Information gathering for the Bridge in London

Establishing the key needs, issues, concerns and ambitions regarding children and young people's arts and cultural activity across London.

24 May 2012

Wisely and prudently the Arts Council asked all 'Bridge' organisations to do an 'information gathering' exercise prior to starting work as Bridges in April 2012. This is sometimes referred to as the 'Audit'.

The idea of this piece of work was to try and establish the key needs, issues, concerns and ambitions regarding children and young people's arts and cultural activity across each region.

Our approach in London has been to bring into one place as many of the key pieces of information regarding our sector as possible in the time frame available and to try and get a better sense of what we know and what we don't know (or what we think we know, but we don't really have the evidence for...).

We conducted an exercise looking at available research on young people's engagement with arts and culture in the city – what is useful, what is going out of date, what we can use to benchmark our activity. We conducted a telephone survey of all London boroughs and had meetings with some boroughs. We held four focus group sessions with arts organisations and organised two online surveys (see my other blog for info on this).

Over the next few months we will share this information on our website.
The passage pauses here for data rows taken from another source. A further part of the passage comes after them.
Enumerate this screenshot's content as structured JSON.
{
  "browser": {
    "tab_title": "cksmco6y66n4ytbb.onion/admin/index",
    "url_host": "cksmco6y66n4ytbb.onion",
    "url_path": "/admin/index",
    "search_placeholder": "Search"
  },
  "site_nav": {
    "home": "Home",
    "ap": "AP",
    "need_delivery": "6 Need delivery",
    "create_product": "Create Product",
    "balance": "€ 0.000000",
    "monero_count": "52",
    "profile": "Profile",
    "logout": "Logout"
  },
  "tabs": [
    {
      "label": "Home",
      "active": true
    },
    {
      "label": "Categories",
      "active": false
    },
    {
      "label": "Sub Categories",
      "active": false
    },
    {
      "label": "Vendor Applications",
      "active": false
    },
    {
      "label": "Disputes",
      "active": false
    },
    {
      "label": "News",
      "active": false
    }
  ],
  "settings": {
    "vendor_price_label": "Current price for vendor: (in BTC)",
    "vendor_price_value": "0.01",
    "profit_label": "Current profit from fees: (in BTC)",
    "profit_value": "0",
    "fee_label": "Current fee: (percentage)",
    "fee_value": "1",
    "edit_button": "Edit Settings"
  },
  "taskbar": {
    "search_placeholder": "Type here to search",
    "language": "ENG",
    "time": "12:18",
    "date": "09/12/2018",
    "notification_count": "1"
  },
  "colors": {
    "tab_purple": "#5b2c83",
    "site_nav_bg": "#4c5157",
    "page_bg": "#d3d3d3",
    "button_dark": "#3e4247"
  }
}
As a taster we are putting up a presentation which synthesises some of the key points.

The sector in London is uniquely diverse, large and complex so our first step has been to try and understand the headline figures in regard to numbers of schools, young people and cultural entities. We were hugely helped in this by the Mayor's Education Inquiry which undertook a very useful bit of research into the educational offer and concerns in the city. Some of the immediate challenges and questions that emerged from the work we have done so far are:

  • Will we ever really get a comprehensive picture of the cultural offer for young people in London? And should we even try?
  • The really difficult times are probably just around the corner – there is a strong sense that the impact of recession and austerity has not yet been felt in its fullest guise – but it is coming...
  • Those old questions of quality versus quantity won't go away and schools remain the best route to some form of equality of provision

The first impact of the 'information gathering' has been that we have commissioned a major survey of the extent of cultural provision in all London schools (yes, independents as well) as this came out as a real gap in terms of research. We will return to the survey in our next blog post.